Butter is the ultimate cheat option for times when you’ve run out of coconut oil. Minus the flavor and aroma, both are almost hard to tell apart at room temperature. Plus, butter behaves the same as coconut oil, especially in baking recipes. Its higher-fat content adds richness and fullness to the finished goods, and it easily melts when exposed to heat.
But butter may not be suitable for vegans unless you opt for the vegan alternative. You’ll also want to stick to unsalted butter as a coconut oil substitute. And it may not work for those with a dairy intolerance or looking to cut down their fat consumption. Regardless, you can use it in equal amounts for all baked recipes.
Another low-fat suggestion to replace coconut oil is grapeseed oil. This popular cooking oil is low in saturated fats but high in polyunsaturated fats like omega-6 and omega-9 fatty acids. It’s also neutral-tasting oil, making it versatile and applicable to a wide range of cooking needs. But grapeseed oil excels in salad dressings, and its high smoke point also makes it fantastic in fried and sautéed dishes. It’s also great for replacing coconut oil with mayonnaise.

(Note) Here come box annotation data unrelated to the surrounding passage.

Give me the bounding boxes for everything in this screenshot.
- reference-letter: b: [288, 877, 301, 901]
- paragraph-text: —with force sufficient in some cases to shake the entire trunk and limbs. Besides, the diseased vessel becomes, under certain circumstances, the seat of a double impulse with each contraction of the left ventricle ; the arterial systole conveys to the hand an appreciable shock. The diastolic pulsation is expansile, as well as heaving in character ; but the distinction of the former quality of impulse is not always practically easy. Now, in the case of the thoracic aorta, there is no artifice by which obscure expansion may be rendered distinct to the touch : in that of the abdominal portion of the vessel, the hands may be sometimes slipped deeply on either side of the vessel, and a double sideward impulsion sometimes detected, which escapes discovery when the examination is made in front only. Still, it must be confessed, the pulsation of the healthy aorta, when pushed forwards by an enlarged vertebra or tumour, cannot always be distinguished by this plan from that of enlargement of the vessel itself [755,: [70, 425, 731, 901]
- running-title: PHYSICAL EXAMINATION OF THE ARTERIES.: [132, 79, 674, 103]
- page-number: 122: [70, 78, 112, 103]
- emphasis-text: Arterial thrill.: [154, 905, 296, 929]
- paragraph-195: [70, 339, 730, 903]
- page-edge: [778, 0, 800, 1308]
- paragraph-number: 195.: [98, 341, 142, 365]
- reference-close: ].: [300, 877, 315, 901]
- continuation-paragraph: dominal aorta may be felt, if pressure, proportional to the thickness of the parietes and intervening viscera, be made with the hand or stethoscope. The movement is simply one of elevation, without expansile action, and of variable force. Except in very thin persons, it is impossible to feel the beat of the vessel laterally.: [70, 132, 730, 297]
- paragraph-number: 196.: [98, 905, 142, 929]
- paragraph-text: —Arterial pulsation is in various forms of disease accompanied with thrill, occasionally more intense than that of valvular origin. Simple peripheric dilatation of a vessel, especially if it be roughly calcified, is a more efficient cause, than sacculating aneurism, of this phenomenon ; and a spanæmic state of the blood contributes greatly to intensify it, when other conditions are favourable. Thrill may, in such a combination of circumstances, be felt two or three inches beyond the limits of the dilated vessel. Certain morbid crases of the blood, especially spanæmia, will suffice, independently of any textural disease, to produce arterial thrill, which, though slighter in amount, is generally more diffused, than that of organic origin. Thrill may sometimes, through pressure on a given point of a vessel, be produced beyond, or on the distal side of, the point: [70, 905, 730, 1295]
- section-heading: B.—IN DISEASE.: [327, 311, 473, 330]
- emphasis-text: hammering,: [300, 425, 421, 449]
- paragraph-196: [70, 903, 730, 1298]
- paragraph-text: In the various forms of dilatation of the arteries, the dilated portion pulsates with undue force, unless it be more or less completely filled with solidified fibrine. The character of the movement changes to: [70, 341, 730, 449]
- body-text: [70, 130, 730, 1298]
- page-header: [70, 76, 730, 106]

You can add it in equal amounts to coconut oil. And unless you crave the nutty taste of the original ingredient, you’d hardly notice the difference.
Surprisingly, applesauce can be used in place of coconut oil, and the reason is the same as why it’s used as a butter substitute. Applesauce is a healthier option for baking, as it contains less fat and comes with lots of moisture. It also works best when the unsweetened variety is used, as this gives your recipe the best nutritional supplication without zero artificial additives.
But applesauce has more moisture than coconut oil, so baked goods may come out spongy. It should be mixed with another oil substitute to replicate the fat content to prevent such. If you don’t mind the flavor, you can choose from avocado oil to grapeseed or even olive oil. And a recommended measurement would be half cup applesauce plus half cup oil to get one cup coconut oil substitute.
Frequently Asked Questions (FAQs)
Can I substitute vegetable oil for coconut oil?
Yes, you can do so in most cases. Vegetable oil isn’t as rich as coconut oil, but it still works in most situations. You can use it equally as a fat source in baking, and the neutral flavor won’t affect your finished goods. You can also use it for frying, sautéing, and other cooking methods without worry, as it has a high smoking point.
Can you swap olive oil for coconut oil for baking?
The answer depends on the reason for using coconut oil. If it’s to add a healthy fat alternative to your baked goods, then yes. And in such a case, extra-virgin olive oil works best as it’s the healthiest. But if it’s for the added coconut flavor, then olive oil won’t work.
What’s a low-fat substitute for coconut oil?
Almond, grapeseed, and hazelnut oil are great low-fat alternatives to coconut oil. Applesauce is also another option, and it comes in handy when you seek a zero-oil substitute.
Coconut oil has gained huge recognition in the culinary world, but it can’t always be dependent on everyday use. However, certain conditions or circumstances may prompt you to scratch it off the menu, and when such occurs, you’d need a backup plan. These substitutes can work as your reliable option B, and once mastered, you could even bump them up to primary ingredient status.